2000: la unidad básica de Moreno

El nuevo siglo comienza con la licitación de un Plan Maestro que promete la modernización del Mercado Central, para que sea una plataforma logística integrada con el puerto y el aeropuerto. Pero las denuncias cruzadas en torno a la adjudicación (al consorcio Mercabarna español) hacen caer el proceso licitatorio. Luego, una escena pinta el panorama de aquellos días: en enero de 2002 se enfrentan changarines contra cientos de piqueteros de la Corriente Clasista y Combativa que desde la madrugada bloquean el ingreso de camiones y piden cajones de verdura. Las escenas capturadas por la televisión muestran a los piqueteros en retirada por la autopista Ricchieri. Por esos días el ajuste llega al directorio del MCBA, y en lugar de dos representantes por jurisdicción se pasa a uno por la Provincia, otro por la Capital y un tercero por la Nación.

En octubre de 2007, Cristina Kirchner (CFK) cierra su campaña presidencial en el Mercado Central. A partir de ese año Guillermo Moreno ejerce el rol de secretario de Comercio y tiene en el Mercado de Villa Celina una base de operaciones especial, que no parece traducirse en la contención del aumento de los precios de los alimentos.

Carlos Martínez será una pieza constante en el Directorio durante los gobiernos de CFK. Excomisario de a bordo del Tango 01 con el menemismo, llegó al Mercado Central por pedido del gobernador Daniel Scioli y, con la anuencia de Moreno, fue entronizado como Presidente, cargo que dejaría en 2015. A lo largo de esos años chocó de manera constante con el empresario de la carne Alberto Samid, por entonces vicepresidente del MCBA, impulsor de proyectos siempre cercenados que proponían abrir sucursales del Mercado Central en distintos distritos.

Empresas como Quilmes, Cruz del Sur, Coto, Diarco y La Lonja, entre otras, se instalaron en el predio pagando cánones muy beneficiosos, y ocupando la mayoría de las 540 hectáreas que hacen a la ciudad comercial.

 

2010: la modernidad trunca

En el año del Bicentenario se establece un acuerdo con el Ministerio de Defensa, para el abastecimiento de las Fuerzas Armadas en todo el territorio argentino. A partir de entonces, esta será una de las principales fuentes de financiamiento del Mercado Central, que cobrará un diezmo por su tarea de intermediación. También en 2010 se inaugura Femsa, la enorme planta embotelladora de Coca Cola que ocupa un terreno de 105.000 metros cuadrados, con un depósito de 22.000 metros cuadrados.

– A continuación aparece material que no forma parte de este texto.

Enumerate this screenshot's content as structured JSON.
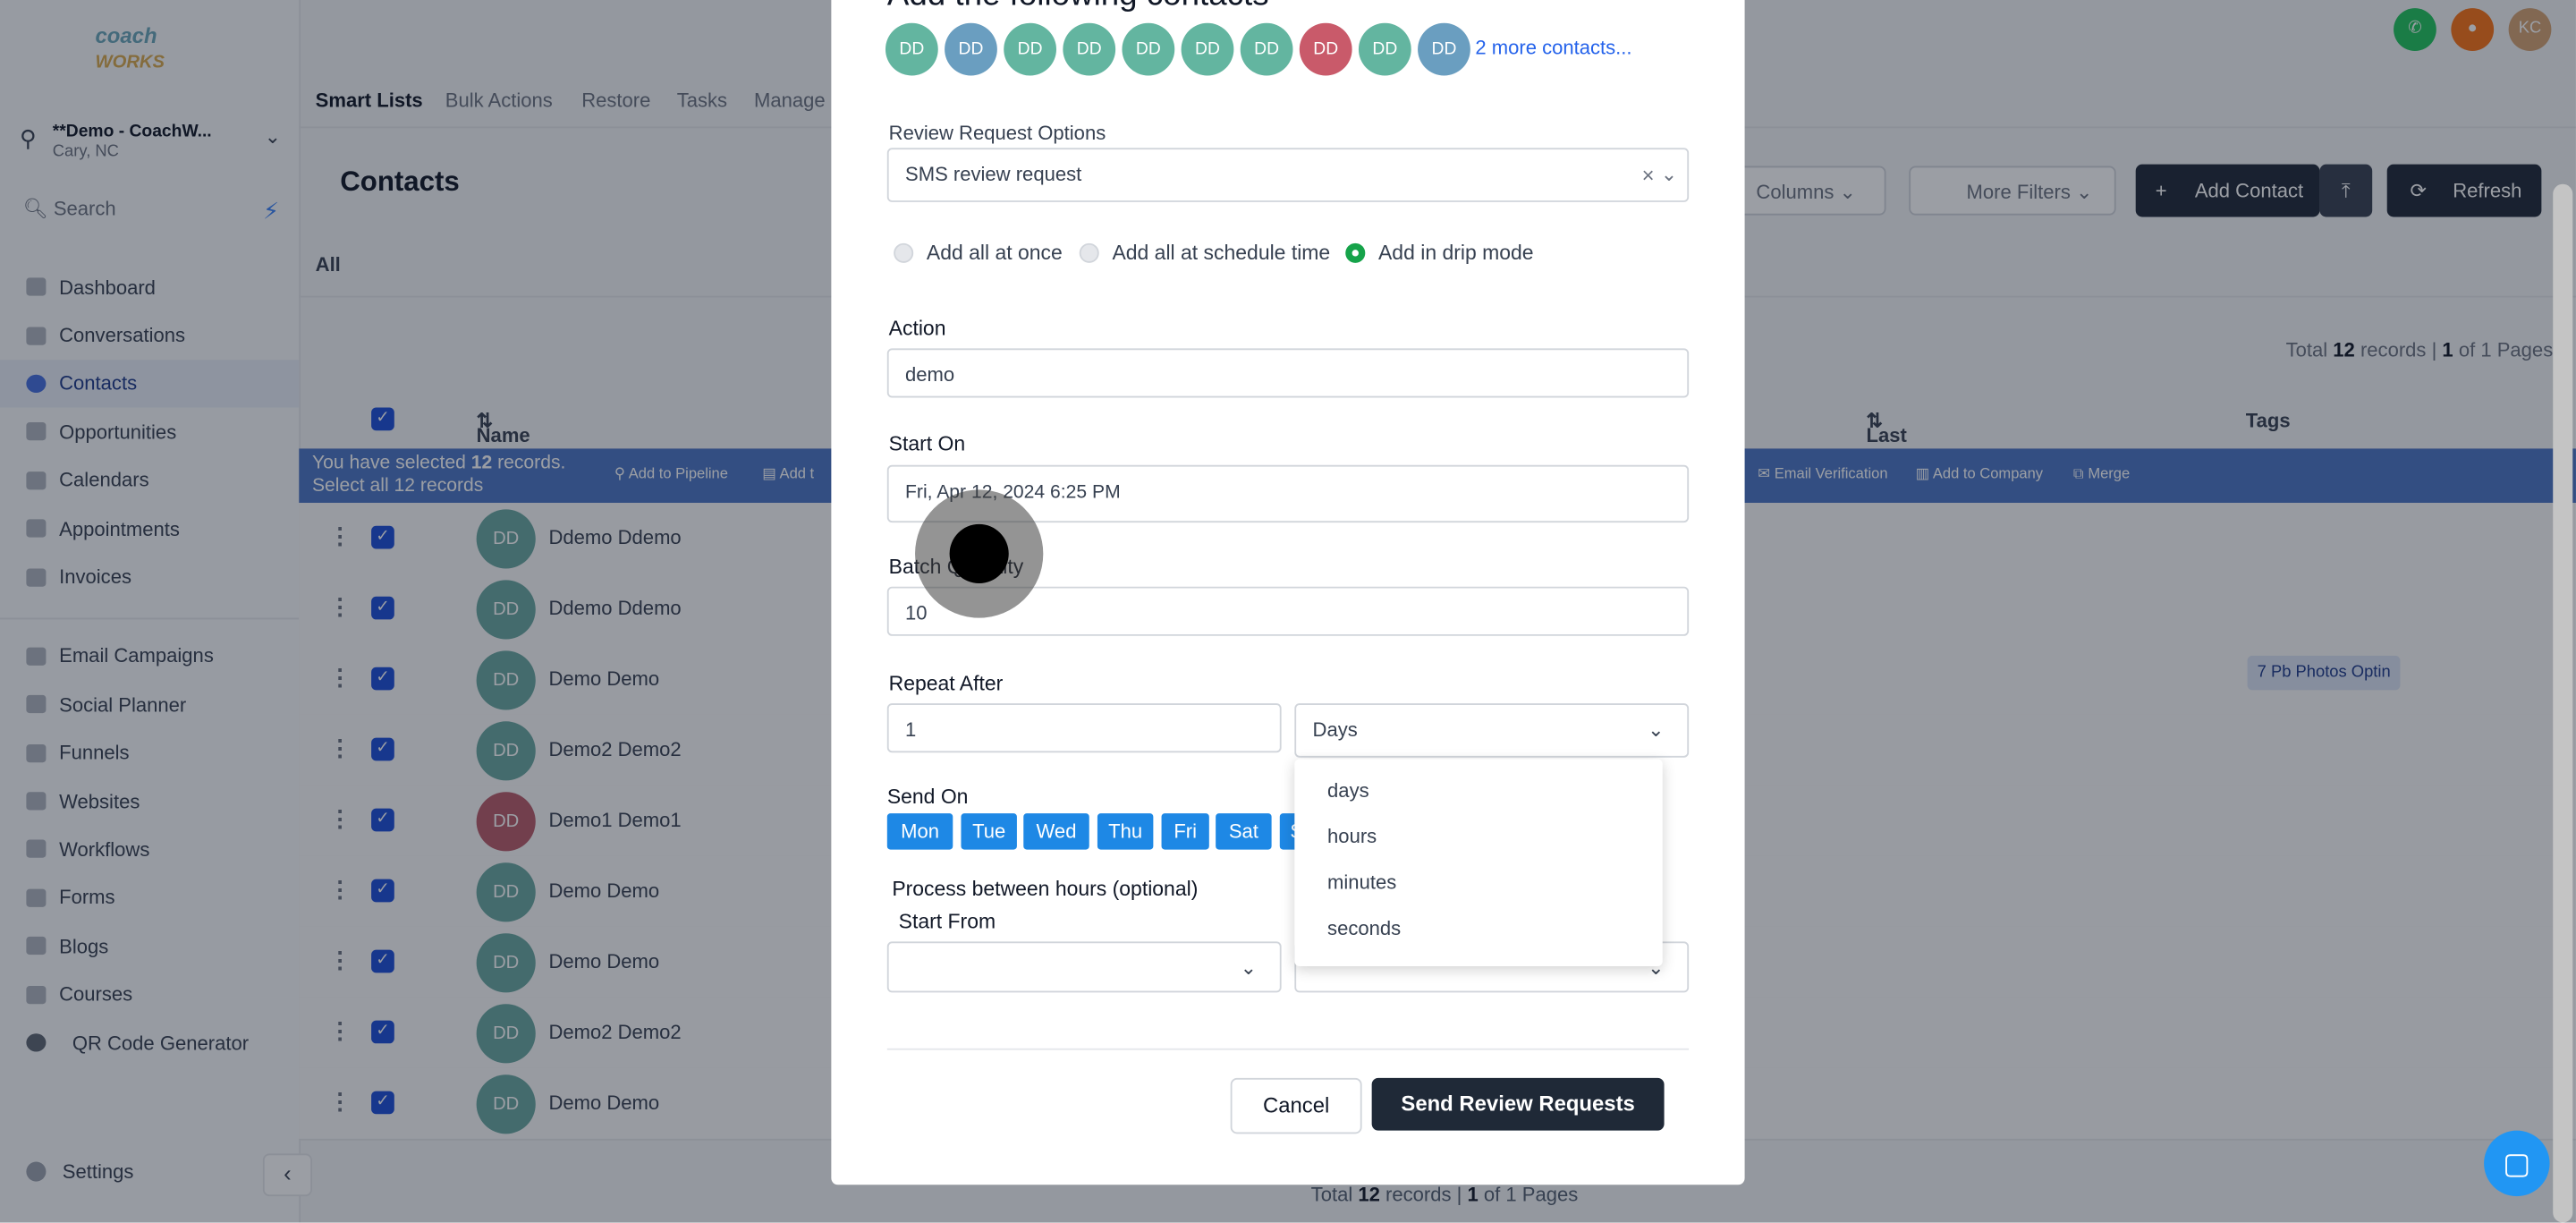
{
  "sidebar": {
    "logo_top": "coach",
    "logo_bottom": "WORKS",
    "location_name": "**Demo - CoachW...",
    "location_sub": "Cary, NC",
    "search_placeholder": "Search",
    "items": [
      {
        "label": "Dashboard"
      },
      {
        "label": "Conversations"
      },
      {
        "label": "Contacts"
      },
      {
        "label": "Opportunities"
      },
      {
        "label": "Calendars"
      },
      {
        "label": "Appointments"
      },
      {
        "label": "Invoices"
      }
    ],
    "items2": [
      {
        "label": "Email Campaigns"
      },
      {
        "label": "Social Planner"
      },
      {
        "label": "Funnels"
      },
      {
        "label": "Websites"
      },
      {
        "label": "Workflows"
      },
      {
        "label": "Forms"
      },
      {
        "label": "Blogs"
      },
      {
        "label": "Courses"
      },
      {
        "label": "QR Code Generator"
      }
    ],
    "settings": "Settings"
  },
  "topnav": {
    "tabs": [
      "Smart Lists",
      "Bulk Actions",
      "Restore",
      "Tasks",
      "Manage"
    ],
    "user_initials": "KC"
  },
  "contacts": {
    "title": "Contacts",
    "columns_btn": "Columns",
    "more_filters_btn": "More Filters",
    "add_contact_btn": "Add Contact",
    "refresh_btn": "Refresh",
    "all_tab": "All",
    "total_top": {
      "pre": "Total ",
      "count": "12",
      "mid": " records | ",
      "page": "1",
      "post": " of 1 Pages"
    },
    "headers": {
      "name": "Name",
      "last_activity": "Last Activity",
      "tags": "Tags"
    },
    "selection": {
      "line1_pre": "You have selected ",
      "line1_count": "12",
      "line1_post": " records.",
      "line2": "Select all 12 records",
      "actions": [
        "Add to Pipeline",
        "Add t",
        "Email Verification",
        "Add to Company",
        "Merge"
      ]
    },
    "rows": [
      {
        "initials": "DD",
        "name": "Ddemo Ddemo",
        "color": "#6aa8a0",
        "tag": ""
      },
      {
        "initials": "DD",
        "name": "Ddemo Ddemo",
        "color": "#6aa8a0",
        "tag": ""
      },
      {
        "initials": "DD",
        "name": "Demo Demo",
        "color": "#6aa8a0",
        "tag": "7 Pb Photos Optin"
      },
      {
        "initials": "DD",
        "name": "Demo2 Demo2",
        "color": "#6aa8a0",
        "tag": ""
      },
      {
        "initials": "DD",
        "name": "Demo1 Demo1",
        "color": "#b85c6a",
        "tag": ""
      },
      {
        "initials": "DD",
        "name": "Demo Demo",
        "color": "#6aa8a0",
        "tag": ""
      },
      {
        "initials": "DD",
        "name": "Demo Demo",
        "color": "#6aa8a0",
        "tag": ""
      },
      {
        "initials": "DD",
        "name": "Demo2 Demo2",
        "color": "#6aa8a0",
        "tag": ""
      },
      {
        "initials": "DD",
        "name": "Demo Demo",
        "color": "#6aa8a0",
        "tag": ""
      }
    ],
    "footer_total": {
      "pre": "Total ",
      "count": "12",
      "mid": " records | ",
      "page": "1",
      "post": " of 1 Pages"
    }
  },
  "modal": {
    "title": "Add the following contacts",
    "avatars": [
      {
        "initials": "DD",
        "color": "#63b5a0"
      },
      {
        "initials": "DD",
        "color": "#6a9ec0"
      },
      {
        "initials": "DD",
        "color": "#63b5a0"
      },
      {
        "initials": "DD",
        "color": "#63b5a0"
      },
      {
        "initials": "DD",
        "color": "#63b5a0"
      },
      {
        "initials": "DD",
        "color": "#63b5a0"
      },
      {
        "initials": "DD",
        "color": "#63b5a0"
      },
      {
        "initials": "DD",
        "color": "#c95a6a"
      },
      {
        "initials": "DD",
        "color": "#63b5a0"
      },
      {
        "initials": "DD",
        "color": "#6a9ec0"
      }
    ],
    "more_contacts": "2 more contacts...",
    "review_label": "Review Request Options",
    "review_value": "SMS review request",
    "radios": [
      {
        "label": "Add all at once",
        "selected": false
      },
      {
        "label": "Add all at schedule time",
        "selected": false
      },
      {
        "label": "Add in drip mode",
        "selected": true
      }
    ],
    "action_label": "Action",
    "action_value": "demo",
    "start_label": "Start On",
    "start_value": "Fri, Apr 12, 2024 6:25 PM",
    "batch_label": "Batch Quantity",
    "batch_value": "10",
    "repeat_label": "Repeat After",
    "repeat_value": "1",
    "repeat_unit": "Days",
    "unit_options": [
      "days",
      "hours",
      "minutes",
      "seconds"
    ],
    "send_on_label": "Send On",
    "days": [
      "Mon",
      "Tue",
      "Wed",
      "Thu",
      "Fri",
      "Sat",
      "Sun"
    ],
    "process_label": "Process between hours (optional)",
    "start_from_label": "Start From",
    "cancel_btn": "Cancel",
    "send_btn": "Send Review Requests"
  },
  "colors": {
    "accent": "#1e88e5",
    "dark": "#1f2937",
    "drip_green": "#16a34a"
  }
}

En diciembre de 2014 se utilizan las vías del tren que ingresan al corazón del Mercado Central: llegan manzanas y peras desde el Alto Valle de Rio Negro. Queda demostrado que sí se puede, pero es evidente: no se quiere.

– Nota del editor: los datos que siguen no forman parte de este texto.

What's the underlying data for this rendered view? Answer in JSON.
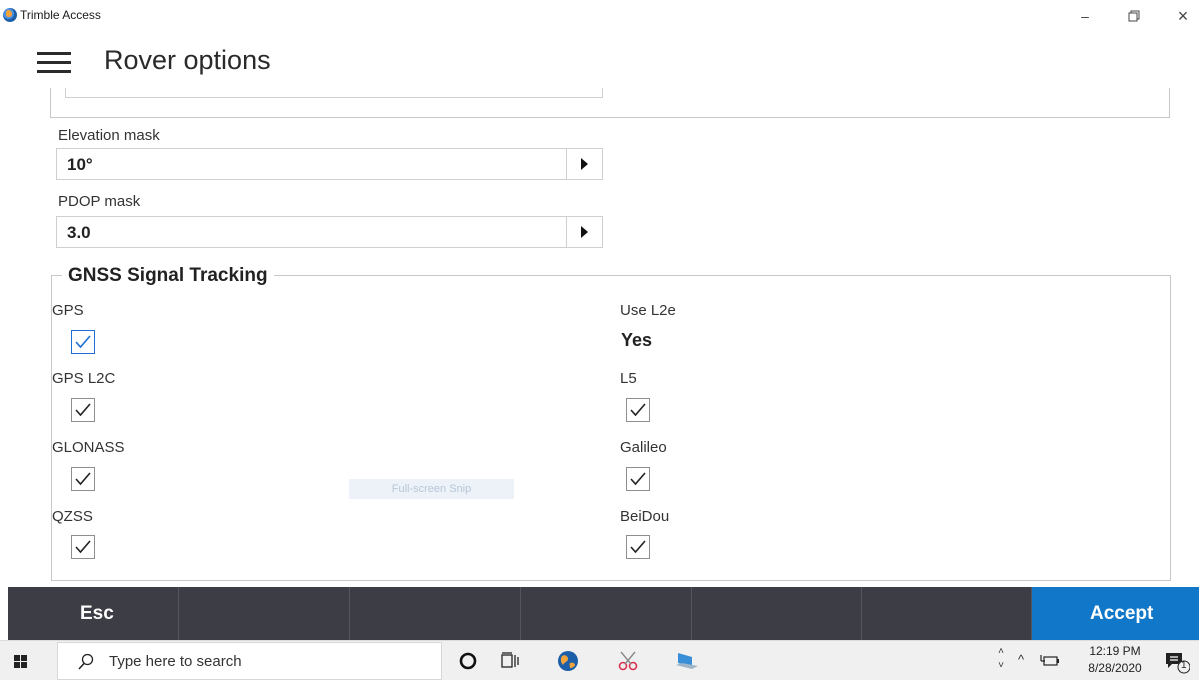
{
  "window": {
    "title": "Trimble Access",
    "minimize": "–",
    "restore": "▭",
    "close": "×"
  },
  "header": {
    "title": "Rover options"
  },
  "fields": {
    "elevation_mask": {
      "label": "Elevation mask",
      "value": "10°"
    },
    "pdop_mask": {
      "label": "PDOP mask",
      "value": "3.0"
    }
  },
  "gnss": {
    "title": "GNSS Signal Tracking",
    "gps": {
      "label": "GPS",
      "checked": true
    },
    "gps_l2c": {
      "label": "GPS L2C",
      "checked": true
    },
    "glonass": {
      "label": "GLONASS",
      "checked": true
    },
    "qzss": {
      "label": "QZSS",
      "checked": true
    },
    "use_l2e": {
      "label": "Use L2e",
      "value": "Yes"
    },
    "l5": {
      "label": "L5",
      "checked": true
    },
    "galileo": {
      "label": "Galileo",
      "checked": true
    },
    "beidou": {
      "label": "BeiDou",
      "checked": true
    }
  },
  "overlay": {
    "snip": "Full-screen Snip"
  },
  "softkeys": {
    "esc": "Esc",
    "accept": "Accept"
  },
  "taskbar": {
    "search_placeholder": "Type here to search",
    "time": "12:19 PM",
    "date": "8/28/2020",
    "notification_count": "1"
  },
  "colors": {
    "accent": "#1178c9",
    "softkey_bar": "#3d3d45",
    "checkbox_focus": "#1f6fd8"
  }
}
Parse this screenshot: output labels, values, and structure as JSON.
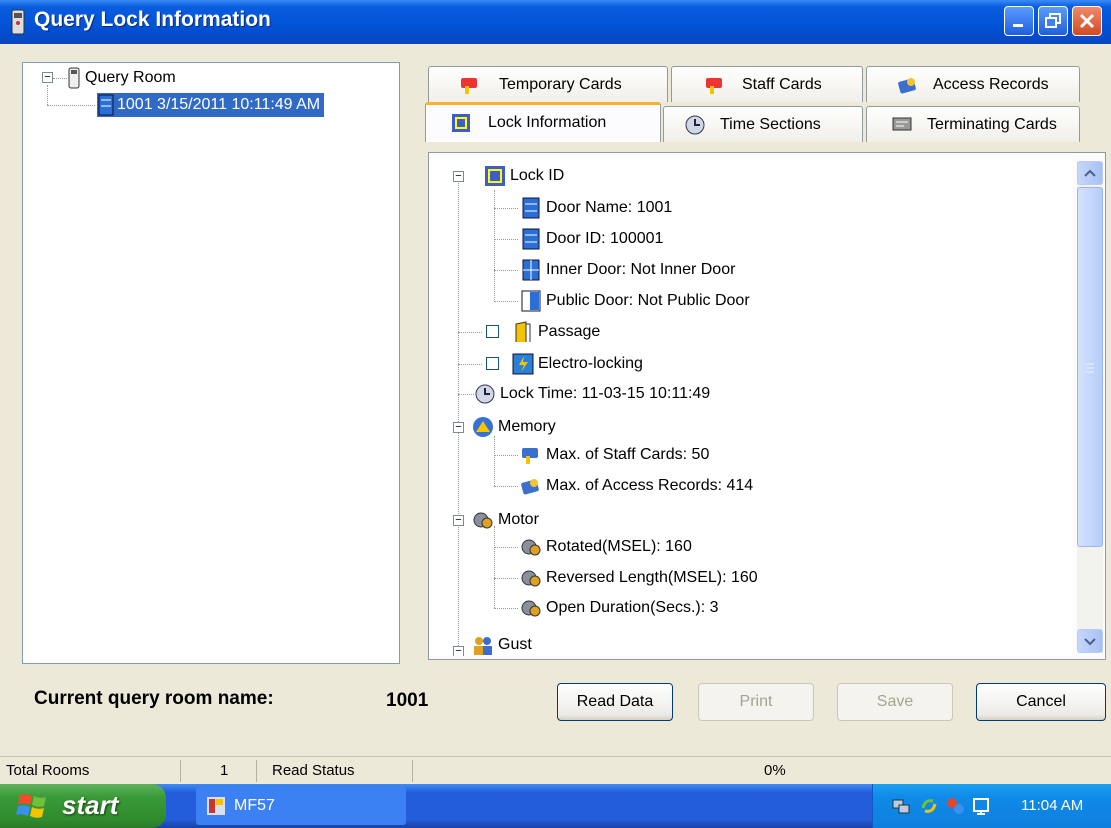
{
  "window": {
    "title": "Query Lock Information"
  },
  "left_tree": {
    "root_label": "Query Room",
    "child_label": "1001 3/15/2011 10:11:49 AM"
  },
  "tabs": {
    "temporary_cards": "Temporary Cards",
    "staff_cards": "Staff Cards",
    "access_records": "Access Records",
    "lock_information": "Lock Information",
    "time_sections": "Time Sections",
    "terminating_cards": "Terminating Cards",
    "selected": "Lock Information"
  },
  "lock_tree": {
    "lock_id": "Lock ID",
    "door_name": "Door Name: 1001",
    "door_id": "Door ID: 100001",
    "inner_door": "Inner Door: Not Inner Door",
    "public_door": "Public Door: Not Public Door",
    "passage": "Passage",
    "electro_locking": "Electro-locking",
    "lock_time": "Lock Time: 11-03-15 10:11:49",
    "memory": "Memory",
    "max_staff_cards": "Max. of Staff Cards: 50",
    "max_access_records": "Max. of Access Records: 414",
    "motor": "Motor",
    "rotated": "Rotated(MSEL): 160",
    "reversed_length": "Reversed Length(MSEL): 160",
    "open_duration": "Open Duration(Secs.): 3",
    "gust": "Gust"
  },
  "current_room": {
    "label": "Current query room name:",
    "value": "1001"
  },
  "buttons": {
    "read_data": "Read Data",
    "print": "Print",
    "save": "Save",
    "cancel": "Cancel"
  },
  "status_bar": {
    "total_rooms_label": "Total Rooms",
    "total_rooms_value": "1",
    "read_status_label": "Read Status",
    "progress_text": "0%"
  },
  "taskbar": {
    "start_label": "start",
    "task_item": "MF57",
    "clock": "11:04 AM"
  }
}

En enero de 2016 el flamante gobierno macrista ubica a Fabián Miguelez al frente del MCBA, que a fin de año festeja el superávit y promete un mercado inteligente. Luego exhibe mejoras en la iluminación, en el bacheo y en algunos cerramientos. Y también tiene su “master plan”: un render hermoso con un Mercado hipermoderno que nunca nadie llega a conocer. Pero la modernidad sí arriba de la mano de Mercado Libre, que en 2019 instala su monumental Plaza Logística en un área de más de veinte hectáreas, por la que paga un alquiler minúsculo.

Miguelez es eyectado en septiembre de 2018 acusado de irregularidades y conflictos de intereses. Lo reemplaza Belisario Álvarez Toledo, de corta gestión. El 24 de marzo de 2020, mientras comienza la cuarentena, el principal referente de la Unión de Trabajadores de la Tierra (UTT), Nahuel Levaggi, se instala como nuevo presidente del Mercado Central. ¿Logrará romper la inercia?